Avant qu’un nouveau règlement ne soit approuvé, elle oblige le régulateur à estimer le coût du fardeau administratif, soit celui lié à la paperasse exigée des entreprises pour montrer qu’elles sont en règle, ainsi qu’une estimation des dépenses qu’entraîne le nouveau règlement. Celles-ci peuvent inclure l’achat de matériel, la formation des employés, etc.(11) Le degré de précision de ces estimations dépend des coûts anticipés(12). Le résultat de l’analyse est ensuite utilisé pour appliquer la règle fédérale du « un pour un », selon laquelle le régulateur devra compenser ces coûts additionnels dans les deux années suivant l’approbation finale du changement réglementaire(13).

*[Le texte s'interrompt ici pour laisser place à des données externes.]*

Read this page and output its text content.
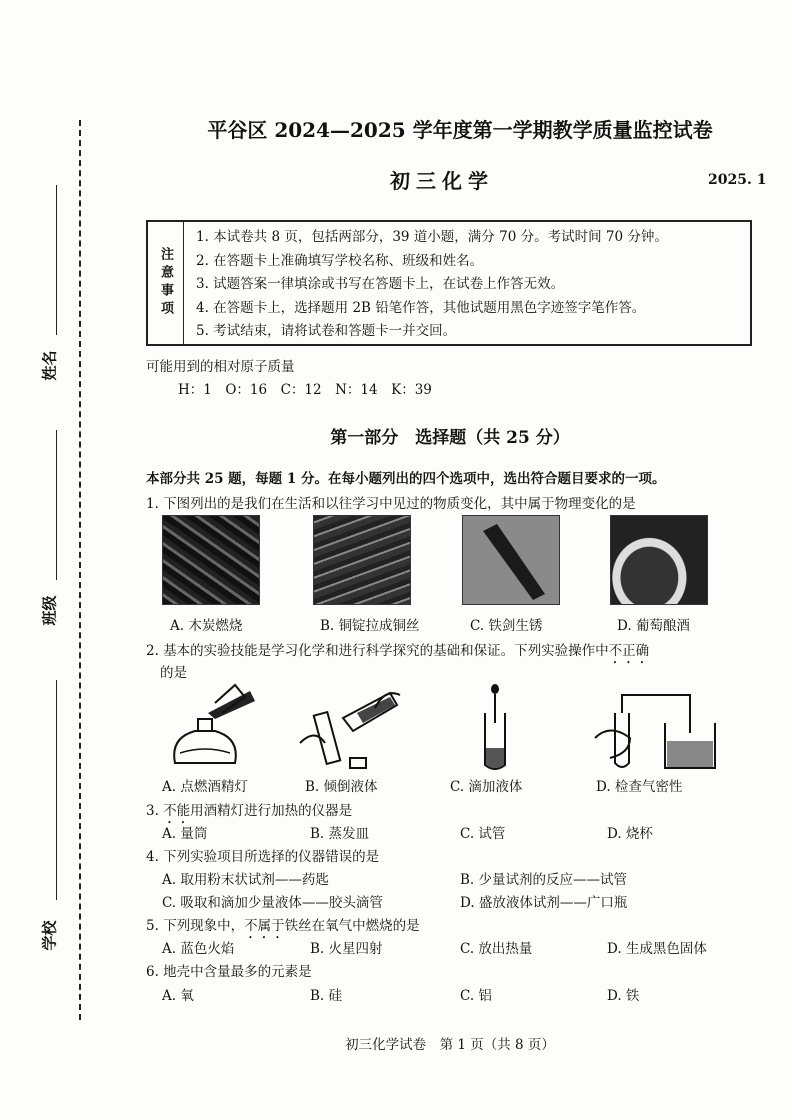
姓名
班级
学校
平谷区 2024—2025 学年度第一学期教学质量监控试卷
初三化学	2025. 1
注意事项
1. 本试卷共 8 页，包括两部分，39 道小题，满分 70 分。考试时间 70 分钟。
2. 在答题卡上准确填写学校名称、班级和姓名。
3. 试题答案一律填涂或书写在答题卡上，在试卷上作答无效。
4. 在答题卡上，选择题用 2B 铅笔作答，其他试题用黑色字迹签字笔作答。
5. 考试结束，请将试卷和答题卡一并交回。
可能用到的相对原子质量
H：1　O：16　C：12　N：14　K：39
第一部分　选择题（共 25 分）
本部分共 25 题，每题 1 分。在每小题列出的四个选项中，选出符合题目要求的一项。
1. 下图列出的是我们在生活和以往学习中见过的物质变化，其中属于物理变化的是
A. 木炭燃烧	B. 铜锭拉成铜丝	C. 铁剑生锈	D. 葡萄酿酒
2. 基本的实验技能是学习化学和进行科学探究的基础和保证。下列实验操作中不正确
的是
A. 点燃酒精灯	B. 倾倒液体	C. 滴加液体	D. 检查气密性
3. 不能用酒精灯进行加热的仪器是
A. 量筒	B. 蒸发皿	C. 试管	D. 烧杯
4. 下列实验项目所选择的仪器错误的是
A. 取用粉末状试剂——药匙	B. 少量试剂的反应——试管
C. 吸取和滴加少量液体——胶头滴管	D. 盛放液体试剂——广口瓶
5. 下列现象中，不属于铁丝在氧气中燃烧的是
A. 蓝色火焰	B. 火星四射	C. 放出热量	D. 生成黑色固体
6. 地壳中含量最多的元素是
A. 氧	B. 硅	C. 铝	D. 铁
初三化学试卷　第 1 页（共 8 页）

On ne mesure cependant pas l’impact indirect sur les budgets des gouvernements, la concurrence, le commerce, l’innovation, l’ouverture des marchés, certaines régions spécifiques, les organisations à but non lucratif, le secteur public ou la pauvreté. Théoriquement, défini de cette façon étroite, le fardeau réglementaire devrait demeurer relativement stable au Canada grâce à la règle du un pour un – dans la mesure où l’on ferme les yeux sur les nouveaux règlements qui sont exemptés de l’application de la règle.

De 2012-2013 à 2017-2018, 131 règlements distincts ont été supprimés par Ottawa en application de sa règle du un pour un (voir le Tableau 1). Cela a eu pour effet net de réduire le fardeau administratif de 30,6 millions $. En revanche, on a ajouté durant cette période 76 nouveaux règlements qui ont été exemptés de la règle du un pour un et dont les coûts n’ont pas été chiffrés. S’il est raisonnable que certains règlements soient exemptés des calculs et restrictions liés au fardeau administratif pour des raisons d’urgence, par exemple – pourvu que l’argument ne soit pas invoqué simplement pour contourner la règle –, il demeure qu’ils alourdissent eux aussi le fardeau réglementaire(14).

Tableau 1

En outre, puisqu’il est impossible de prévoir toutes les conséquences des nouveaux règlements et leur impact sur l’industrie, notamment sur les entreprises elles-mêmes, ces procédés sous-estiment sûrement les coûts de conformité. La raison pour laquelle cet impact est si difficile à prédire tient au fait que, lorsque les règlements changent, le comportement des gens change aussi. Un nouveau règlement pourra inciter un entrepreneur à réduire ses investissements, à limiter ses embauches de personnel, à différer ses plans d’expansion dans de nouveaux marchés, et ainsi de suite.

Qui plus est, ces estimations ne font pas l’objet d’un examen public rigoureux; à l’heure actuelle, elles sont fondées en grande partie sur les commentaires reçus lors de consultations publiques et ne sont pas réévaluées après la mise en œuvre du règlement; de plus, elles sont établies par les agences elles-mêmes, qui ont leurs propres objectifs, souvent incompatibles avec celui de réduire le fardeau réglementaire(15).

Manifestement, quoique cette approche soit fondée sur des normes internationales recommandées par des organismes comme l’OCDE, elle n’a pas freiné la croissance du fardeau réglementaire depuis qu’elle est entrée en vigueur en 2012.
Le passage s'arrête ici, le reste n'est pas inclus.